Corey tilted his head, thinking. “Maybe. It’ll take a few minutes to see.”
Alice held something in her hands, I saw a glint of something glass. She must have had more of that poison. She was going to give it to Corey somehow.
Avery moved then, quietly. He was right next to Alice.
He held something, a similar looking bottle. He was going to try to swap it out?
Avery the magician.
He needed a distraction though.
I was on the farthest side of the room. I considered what I had. The radio…
I pulled it from my pocket and fiddled with the buttons, but keeping the frequency. I pressed the call button, and rubbed my finger quietly over the mouthpiece.
A radio in the room went off. It crackled with noise.
Eddie pulled it from his pocket, adjusting the volume. He pushed the button and spoke into it. “Who’s that? Check in.”
When he released the button, he got more of the same crackling. I held the button down. If I kept the line busy, it meant they couldn’t communicate with people downstairs.
“Fuck this core,” Eddie said. “It’s messing with our signal or something.”
“Or something happened downstairs,” Alice said. She placed her poison on the sofa next to her to pat Corey. “Don’t pay any attention.”
There was a quick movement. Avery reached over the arm, replacing the poison.
I turned off the signal, and then pushed the button, sliding my finger across, trying to make different noises.
“Someone should go check on them,” Eddie said.
“No one moves,” Alice said. “We’re going to get out of here soon.”
It wasn’t much, but at least Alice didn’t have her poison. I was wondering if she even carried the cure.
She looked back at Corey, who was typing at the monitor. “Is it working yet?”

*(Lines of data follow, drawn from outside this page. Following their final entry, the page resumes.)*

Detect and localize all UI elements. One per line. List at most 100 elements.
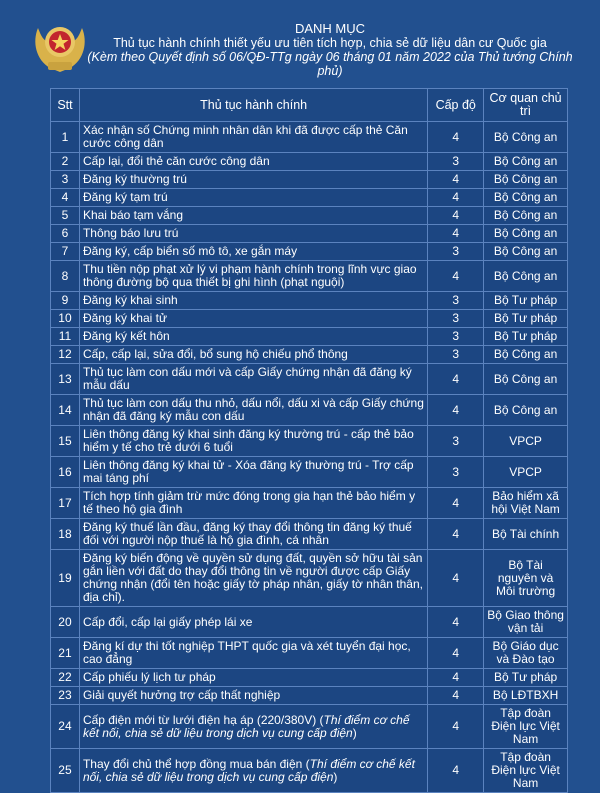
- police-emblem-icon: [35, 27, 85, 72]
- row-stt: 9: [50, 291, 80, 310]
- procedure-text: Liên thông đăng ký khai tử - Xóa đăng ký…: [82, 458, 414, 485]
- row-level: 4: [427, 394, 485, 426]
- procedure-text: Đăng ký, cấp biển số mô tô, xe gắn máy: [82, 244, 298, 258]
- table-row: 23 Giải quyết hưởng trợ cấp thất nghiệp 4 B…: [50, 686, 568, 705]
- row-level: 4: [427, 606, 485, 638]
- row-agency: Bộ Tư pháp: [483, 309, 568, 328]
- row-level: 4: [427, 206, 485, 225]
- row-stt: 11: [50, 327, 80, 346]
- procedure-text: Cấp điện mới từ lưới điện hạ áp (220/380…: [82, 712, 324, 727]
- row-agency: Bộ Công an: [483, 170, 568, 189]
- row-procedure: Cấp đổi, cấp lại giấy phép lái xe: [78, 606, 429, 638]
- row-agency: Bộ Công an: [483, 121, 568, 153]
- table-row: 22 Cấp phiếu lý lịch tư pháp 4 Bộ Tư pháp: [50, 668, 568, 687]
- procedure-text: Cấp, cấp lại, sửa đổi, bổ sung hộ chiếu …: [82, 347, 348, 361]
- procedure-text: Đăng ký thuế lần đầu, đăng ký thay đổi t…: [82, 520, 412, 547]
- procedure-text: Đăng ký tạm trú: [82, 190, 168, 204]
- row-procedure: Thu tiền nộp phạt xử lý vi phạm hành chí…: [78, 260, 429, 292]
- row-level: 4: [427, 518, 485, 550]
- row-level: 4: [427, 170, 485, 189]
- row-procedure: Thông báo lưu trú: [78, 224, 429, 243]
- procedure-text: Tích hợp tính giảm trừ mức đóng trong gi…: [82, 489, 416, 516]
- table-header-row: Stt Thủ tục hành chính Cấp độ Cơ quan ch…: [50, 88, 568, 122]
- row-procedure: Thủ tục làm con dấu mới và cấp Giấy chứn…: [78, 363, 429, 395]
- table-row: 18 Đăng ký thuế lần đầu, đăng ký thay đổi…: [50, 518, 568, 550]
- table-row: 5 Khai báo tạm vắng 4 Bộ Công an: [50, 206, 568, 225]
- row-agency: Bộ Công an: [483, 345, 568, 364]
- row-stt: 2: [50, 152, 80, 171]
- row-level: 3: [427, 152, 485, 171]
- row-procedure: Đăng ký khai tử: [78, 309, 429, 328]
- row-stt: 25: [50, 748, 80, 793]
- table-row: 20 Cấp đổi, cấp lại giấy phép lái xe 4 Bộ G…: [50, 606, 568, 638]
- row-level: 4: [427, 121, 485, 153]
- document-note: (Kèm theo Quyết định số 06/QĐ-TTg ngày 0…: [87, 50, 573, 78]
- procedure-note-end: ): [352, 725, 357, 740]
- procedure-text: Đăng ký kết hôn: [82, 329, 170, 343]
- row-stt: 1: [50, 121, 80, 153]
- row-level: 3: [427, 309, 485, 328]
- row-stt: 10: [50, 309, 80, 328]
- row-agency: Bộ Công an: [483, 224, 568, 243]
- procedure-text: Đăng ký khai tử: [82, 311, 168, 325]
- column-header-procedure: Thủ tục hành chính: [78, 88, 429, 122]
- row-stt: 18: [50, 518, 80, 550]
- procedure-text: Thay đổi chủ thể hợp đồng mua bán điện (: [82, 756, 310, 771]
- row-procedure: Đăng ký tạm trú: [78, 188, 429, 207]
- row-procedure: Thay đổi chủ thể hợp đồng mua bán điện (…: [78, 748, 429, 793]
- row-stt: 5: [50, 206, 80, 225]
- row-level: 4: [427, 260, 485, 292]
- row-stt: 12: [50, 345, 80, 364]
- row-stt: 8: [50, 260, 80, 292]
- table-row: 21 Đăng kí dự thi tốt nghiệp THPT quốc gi…: [50, 637, 568, 669]
- row-level: 4: [427, 487, 485, 519]
- procedure-text: Cấp đổi, cấp lại giấy phép lái xe: [82, 614, 253, 629]
- row-level: 4: [427, 748, 485, 793]
- row-procedure: Thủ tục làm con dấu thu nhỏ, dấu nổi, dấ…: [78, 394, 429, 426]
- row-level: 4: [427, 224, 485, 243]
- row-agency: Bảo hiểm xã hội Việt Nam: [483, 487, 568, 519]
- row-stt: 15: [50, 425, 80, 457]
- row-level: 3: [427, 242, 485, 261]
- row-stt: 6: [50, 224, 80, 243]
- row-procedure: Đăng ký kết hôn: [78, 327, 429, 346]
- row-procedure: Tích hợp tính giảm trừ mức đóng trong gi…: [78, 487, 429, 519]
- row-procedure: Khai báo tạm vắng: [78, 206, 429, 225]
- table-row: 19 Đăng ký biến động về quyền sử dụng đất…: [50, 549, 568, 607]
- procedure-text: Đăng ký biến động về quyền sử dụng đất, …: [82, 551, 423, 604]
- row-agency: Bộ Công an: [483, 260, 568, 292]
- row-level: 3: [427, 425, 485, 457]
- table-row: 8 Thu tiền nộp phạt xử lý vi phạm hành ch…: [50, 260, 568, 292]
- row-procedure: Giải quyết hưởng trợ cấp thất nghiệp: [78, 686, 429, 705]
- row-agency: Bộ Công an: [483, 394, 568, 426]
- row-agency: Bộ LĐTBXH: [483, 686, 568, 705]
- row-level: 3: [427, 327, 485, 346]
- row-stt: 24: [50, 704, 80, 749]
- row-procedure: Đăng ký thuế lần đầu, đăng ký thay đổi t…: [78, 518, 429, 550]
- table-row: 12 Cấp, cấp lại, sửa đổi, bổ sung hộ chiế…: [50, 345, 568, 364]
- procedures-table: Stt Thủ tục hành chính Cấp độ Cơ quan ch…: [50, 88, 568, 793]
- row-agency: Bộ Tư pháp: [483, 327, 568, 346]
- table-row: 1 Xác nhận số Chứng minh nhân dân khi đã …: [50, 121, 568, 153]
- row-procedure: Xác nhận số Chứng minh nhân dân khi đã đ…: [78, 121, 429, 153]
- procedure-text: Cấp phiếu lý lịch tư pháp: [82, 670, 216, 684]
- table-row: 13 Thủ tục làm con dấu mới và cấp Giấy ch…: [50, 363, 568, 395]
- row-stt: 17: [50, 487, 80, 519]
- procedure-text: Đăng ký khai sinh: [82, 293, 178, 307]
- row-procedure: Đăng ký, cấp biển số mô tô, xe gắn máy: [78, 242, 429, 261]
- procedure-text: Thủ tục làm con dấu thu nhỏ, dấu nổi, dấ…: [82, 396, 424, 423]
- table-row: 2 Cấp lại, đổi thẻ căn cước công dân 3 Bộ C…: [50, 152, 568, 171]
- document-header: DANH MỤC Thủ tục hành chính thiết yếu ưu…: [80, 22, 580, 79]
- procedure-text: Thủ tục làm con dấu mới và cấp Giấy chứn…: [82, 365, 412, 392]
- row-level: 4: [427, 363, 485, 395]
- row-agency: Bộ Công an: [483, 242, 568, 261]
- row-stt: 21: [50, 637, 80, 669]
- table-row: 17 Tích hợp tính giảm trừ mức đóng trong …: [50, 487, 568, 519]
- row-agency: Bộ Công an: [483, 206, 568, 225]
- row-stt: 20: [50, 606, 80, 638]
- row-procedure: Cấp, cấp lại, sửa đổi, bổ sung hộ chiếu …: [78, 345, 429, 364]
- row-stt: 19: [50, 549, 80, 607]
- row-agency: Bộ Giao thông vận tải: [483, 606, 568, 638]
- procedure-text: Xác nhận số Chứng minh nhân dân khi đã đ…: [82, 123, 408, 150]
- row-procedure: Đăng ký thường trú: [78, 170, 429, 189]
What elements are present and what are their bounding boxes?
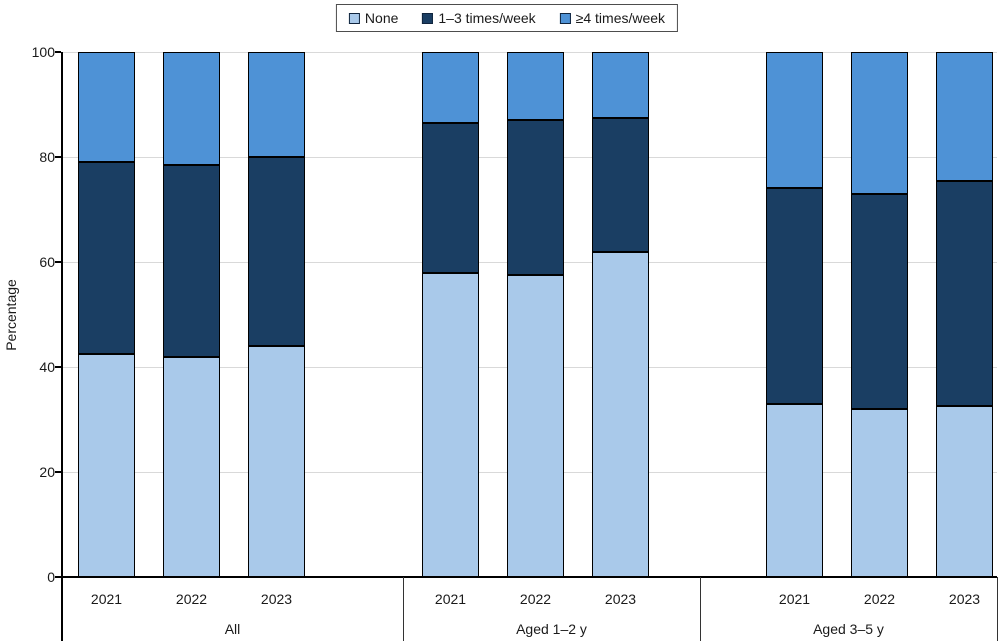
y-tick-label-100: 100 bbox=[31, 44, 55, 60]
bar-all-2021 bbox=[78, 52, 135, 577]
group-divider-3 bbox=[997, 577, 999, 641]
legend-item-4-times-week: ≥4 times/week bbox=[559, 10, 666, 26]
x-tick-label-3-2021: 2021 bbox=[434, 591, 467, 607]
legend-label: ≥4 times/week bbox=[575, 10, 666, 26]
bar-segment-1-3-times-week bbox=[936, 180, 993, 407]
bar-aged-1-2-y-2022 bbox=[507, 51, 564, 577]
legend: None 1–3 times/week ≥4 times/week bbox=[335, 4, 679, 32]
bar-segment-4-times-week bbox=[507, 51, 564, 121]
y-tick-mark-60 bbox=[55, 261, 61, 263]
x-tick-label-4-2022: 2022 bbox=[519, 591, 552, 607]
legend-label: None bbox=[364, 10, 399, 26]
bar-segment-1-3-times-week bbox=[422, 122, 479, 273]
bar-aged-1-2-y-2023 bbox=[592, 52, 649, 577]
x-tick-label-8-2023: 2023 bbox=[948, 591, 981, 607]
bar-segment-none bbox=[766, 403, 823, 577]
group-divider-1 bbox=[403, 577, 405, 641]
x-tick-label-1-2022: 2022 bbox=[175, 591, 208, 607]
bar-segment-none bbox=[851, 409, 908, 577]
bar-segment-1-3-times-week bbox=[766, 188, 823, 404]
x-tick-label-6-2021: 2021 bbox=[778, 591, 811, 607]
bar-segment-1-3-times-week bbox=[507, 120, 564, 276]
bar-segment-none bbox=[592, 251, 649, 577]
group-label-aged-1-2-y: Aged 1–2 y bbox=[516, 621, 587, 637]
bar-all-2023 bbox=[248, 52, 305, 577]
bar-segment-4-times-week bbox=[422, 52, 479, 123]
y-tick-mark-100 bbox=[55, 51, 61, 53]
legend-swatch-icon bbox=[422, 12, 434, 24]
x-tick-label-7-2022: 2022 bbox=[863, 591, 896, 607]
legend-swatch-icon bbox=[348, 12, 360, 24]
bar-segment-4-times-week bbox=[248, 52, 305, 157]
bar-segment-1-3-times-week bbox=[248, 157, 305, 346]
y-tick-mark-0 bbox=[55, 576, 61, 578]
bar-segment-none bbox=[422, 272, 479, 577]
legend-label: 1–3 times/week bbox=[438, 10, 536, 26]
x-tick-label-2-2023: 2023 bbox=[260, 591, 293, 607]
bar-segment-none bbox=[163, 356, 220, 577]
bar-segment-none bbox=[248, 346, 305, 577]
y-tick-label-60: 60 bbox=[39, 254, 55, 270]
bar-segment-4-times-week bbox=[766, 51, 823, 189]
bar-segment-4-times-week bbox=[851, 51, 908, 194]
bar-segment-1-3-times-week bbox=[592, 117, 649, 252]
legend-item-1-3-times-week: 1–3 times/week bbox=[422, 10, 536, 26]
bar-segment-1-3-times-week bbox=[163, 164, 220, 357]
bar-segment-4-times-week bbox=[592, 52, 649, 118]
plot-area bbox=[62, 51, 997, 577]
legend-item-none: None bbox=[348, 10, 399, 26]
bar-segment-none bbox=[936, 406, 993, 577]
y-tick-label-20: 20 bbox=[39, 464, 55, 480]
x-tick-label-0-2021: 2021 bbox=[90, 591, 123, 607]
y-tick-label-0: 0 bbox=[47, 569, 55, 585]
group-label-all: All bbox=[224, 621, 241, 637]
y-axis-title: Percentage bbox=[3, 279, 19, 351]
bar-segment-4-times-week bbox=[78, 52, 135, 163]
bar-aged-3-5-y-2023 bbox=[936, 52, 993, 577]
bar-aged-3-5-y-2022 bbox=[851, 51, 908, 577]
bar-aged-1-2-y-2021 bbox=[422, 52, 479, 577]
y-tick-label-80: 80 bbox=[39, 149, 55, 165]
y-tick-label-40: 40 bbox=[39, 359, 55, 375]
group-divider-2 bbox=[700, 577, 702, 641]
bar-segment-none bbox=[78, 353, 135, 577]
bar-segment-4-times-week bbox=[163, 52, 220, 165]
y-axis-line bbox=[61, 52, 63, 641]
bar-segment-4-times-week bbox=[936, 52, 993, 181]
y-tick-mark-80 bbox=[55, 156, 61, 158]
legend-swatch-icon bbox=[559, 12, 571, 24]
y-tick-mark-40 bbox=[55, 366, 61, 368]
bar-all-2022 bbox=[163, 52, 220, 577]
x-axis-line bbox=[61, 576, 997, 578]
bar-segment-1-3-times-week bbox=[78, 162, 135, 354]
bar-segment-1-3-times-week bbox=[851, 193, 908, 409]
bar-segment-none bbox=[507, 275, 564, 577]
x-tick-label-5-2023: 2023 bbox=[604, 591, 637, 607]
y-tick-mark-20 bbox=[55, 471, 61, 473]
group-label-aged-3-5-y: Aged 3–5 y bbox=[813, 621, 884, 637]
bar-aged-3-5-y-2021 bbox=[766, 51, 823, 577]
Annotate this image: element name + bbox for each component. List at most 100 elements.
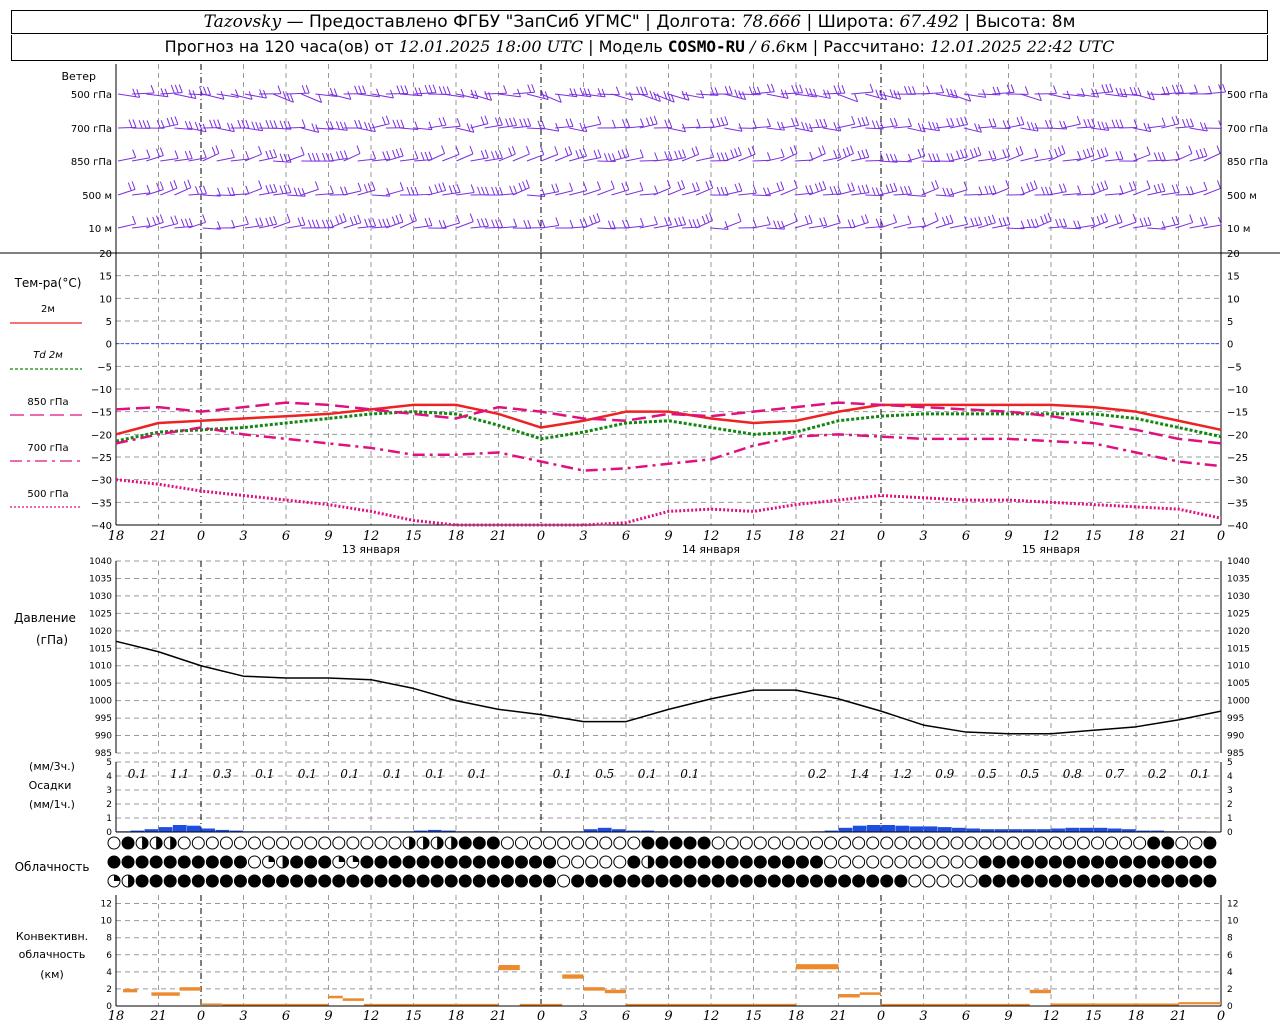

“I’m not taking out the code,” Corey said. “If you want him to be able to continue using it and not notice it’s been altered, you’ll need the security packet to stay in place.”
“Maybe you aren’t as smart as I thought you were,” Alice said. “I thought I made it clear that we want access to the data.”
“I’m not taking out the packet,” Corey said. “I’m changing it. It still secures the line, but it reroutes information to a single phone.” He looked up. “Tell me where you want the information sent to.”
Alice squinted at him. She looked at Eddie and then back at Corey. “What do you mean?”
“You’ll be part of the data collection,” Corey said. “You’ll get part of the information.”
“We don’t want
part
,” Eddie said. “She wants all of it.”
Corey shook his head. “How were you going to access the data, even if I simply left the encryption open? It only flows through here.”
“That’s why I married Ethan,” she said. “To stay here and collect data in pieces while I could, learning passcodes and secrets as I wished.”
“Look,” Corey said. He pointed at the screen. “You won’t have to do that. If I make a cell phone able to pick up chunks of data, you’ll be able collect some on the go. You don’t have to stay. To users, it’ll look like the service stalled a minute, but it’ll pick back up. They’ll just have to hit refresh.”
“And Ethan won’t notice?” she asked.
“Nope,” Corey said. He gave off a smile, a little crooked. He was forcing it. “You could walk away. Pick up the cell phone data from anywhere. You’ll just have to remember to clear your memory every once in a while. It won’t be everything, but it’s sacrificing all data for mobility.”
Eddie coughed and then shook his head. He nudged Alice’s arm. “That’s not what you wanted,” he said. “You can stay here and collect the data from the source. What’s to say he won’t just make it not work once we’re gone?”
Alice considered this, staring at Corey, as if weighing out his proposition. “We don’t need all of the data here,” she said. “A little at a time to make use of…And all directed to a singular cell phone.”
“Just tell me the number where to send the data,” Corey said. “The security dog packet will remove the encryption just before the last tower, and the final destination of the receiving call. That means you pick it up after the encryption.